Holiday Spirit(s)

It's beginning to look a lot like (a meager) Christmas!

It’s beginning to look a lot like (a meager) Christmas!

Last night, wrapped tightly in a woven Christmas blanket I stole from Mama B over Thanksgiving, I looked around the living room and smiled. I’d spent all of Sunday furiously cleaning my entire apartment so I could put up my meager decorations: a string of lights and garland over the back windows, DIY paper triangle strings along the blue wall above the TV, and a tiny fake tree I bought at Duane Reade in 2011 for $20. It’s not much by way of decorating, but I’ve had them since my days in the Upper East Side, and despite being old and cheap looking, they bring a little bit of holiday into my apartment, even if the only ones who get to enjoy them are little miss and me. I wrapped my hands around the warm mug of cider and whiskey I’d poured earlier and pressed “Play” on my Rudolph claymation DVD, the classic Christmas movie with all my favorite songs, the same one my family watched together every single year growing up, and prepared to recite and sing along to all the words. “Don’t you just love Christmas?” I said aloud to little miss, and she just nudged my hand for another pet before promptly biting one of my fingers. I think that means yes.
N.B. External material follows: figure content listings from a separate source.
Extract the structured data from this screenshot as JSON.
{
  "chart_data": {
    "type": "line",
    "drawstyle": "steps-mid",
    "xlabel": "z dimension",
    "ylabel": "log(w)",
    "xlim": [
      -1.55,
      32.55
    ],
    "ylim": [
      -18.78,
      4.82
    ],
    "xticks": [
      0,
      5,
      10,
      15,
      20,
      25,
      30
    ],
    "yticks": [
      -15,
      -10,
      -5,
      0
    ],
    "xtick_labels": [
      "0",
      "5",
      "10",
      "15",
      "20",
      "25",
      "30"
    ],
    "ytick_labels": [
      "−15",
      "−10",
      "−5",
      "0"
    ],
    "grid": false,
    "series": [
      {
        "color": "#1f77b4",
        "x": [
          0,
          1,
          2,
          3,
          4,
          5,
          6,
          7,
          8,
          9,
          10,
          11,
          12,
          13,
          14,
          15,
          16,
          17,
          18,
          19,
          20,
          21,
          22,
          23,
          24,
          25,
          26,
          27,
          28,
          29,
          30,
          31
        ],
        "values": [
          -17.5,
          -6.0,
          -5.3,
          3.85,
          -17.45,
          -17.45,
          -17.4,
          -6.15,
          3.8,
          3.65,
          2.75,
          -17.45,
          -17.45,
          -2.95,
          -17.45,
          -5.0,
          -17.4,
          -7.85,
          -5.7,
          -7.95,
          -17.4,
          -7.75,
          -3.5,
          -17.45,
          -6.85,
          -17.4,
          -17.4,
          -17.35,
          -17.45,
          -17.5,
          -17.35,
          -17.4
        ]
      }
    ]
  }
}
My family adores Christmas, and Mama B loves it the most. I mean, she L-O-V-E-S it. She would happily start listening to Christmas music on November 1 if we hadn’t imposed a rule around 15 years ago that she’s not allowed to play it in the house until after Thanksgiving. Even now, it’s practically tradition that the house is blasting her favorite Vanessa Williams album by 7:30 a.m. on Black Friday. Since children aren’t allowed to like things parents like until you grow up and realize how cool your parents are, I tried turning my nose up at all things holiday, scoffing at Mama B’s Christmas-themed wreath pin and Papa B’s ridiculous snowman tie, but even in my most sullen teenage years I couldn’t ever resist the soft glow of the white lights around the trees. I have such wonderful memories our little family traditions, like how my siblings and I would wait at the top of the stairs as children so my parents could “check that Santa came” (/make coffee because it was probably at or before 5 a.m.), or how we wouldn’t open stockings until after church, a tradition that carries into today. Many traditions have stayed the same, like Mama B getting everyone new pajamas on Christmas Eve, but we’ve made some fantastic new ones too, like making sure by 11 a.m., everyone is in possession of holiday spirits.

Not a typo. Spirits, plural. As in, my new favorite thing to do on baby Jesus’s birthday is mix drinks with my family.

It’s hard being home as an adult sometimes. Outside of that house, you’ve got an independent life, where you’re paying bills and working in the real world, and yet somehow the second you’re back sleeping in the no-longer-comfortable twin bed of your childhood, you’re still being scolded for leaving towels on the bathroom floor or sleeping in too late. The holidays can exacerbate this already semi-stressful situation, and we’ve certainly had our share of familial blow-ups over the years. And yet here we are, however many years into adult holidays, and I can’t remember a single one. But I do remember sitting near decanted wine six years ago, a special bottle for the holidays I’d brought back from my time in Argentina, and feeling the tannins coat my tongue, bringing sweet memories of those six months. And I remember my brother and Mama B accidentally spilling Harpoon Christmas Ale everywhere three years ago, after our dog jumped on the big armchair they were sharing and demanded a cuddle. And I remember waking up last year to mugs of D&D’s special slow cooker spiked cider, sipped slowly throughout the morning, aromatic and warming, while we laughed at the familiar jokes in A Christmas Story over and over.

This Christmas season is going to be a little different for my family, as Mama and papa B prepare to spend most of the month in Europe, galavanting across multiple countries, and arriving back home with just enough time to obtain and decorate a tree, and welcome us all for a long holiday break. It’s probably why I’m clinging to cups of warm cider and whiskey in my almost-decorated apartment, and forcing little miss into a Christmas collar that she absolutely hates (pics to follow). So much of my holidays have changed over the years, from feelings on carols to the people I thought I’d be spending it with at this point in my life. But with my family’s track record, we can at least hold on to a few steady pieces of the holiday season: we know Mama will start playing music the moment she can. We know we’ll all be together in matching pajamas on Christmas Eve. And we know we’ll all be toasting our wacky Christmases that are full of surprises with a drink in our hands and lots of love in our hearts.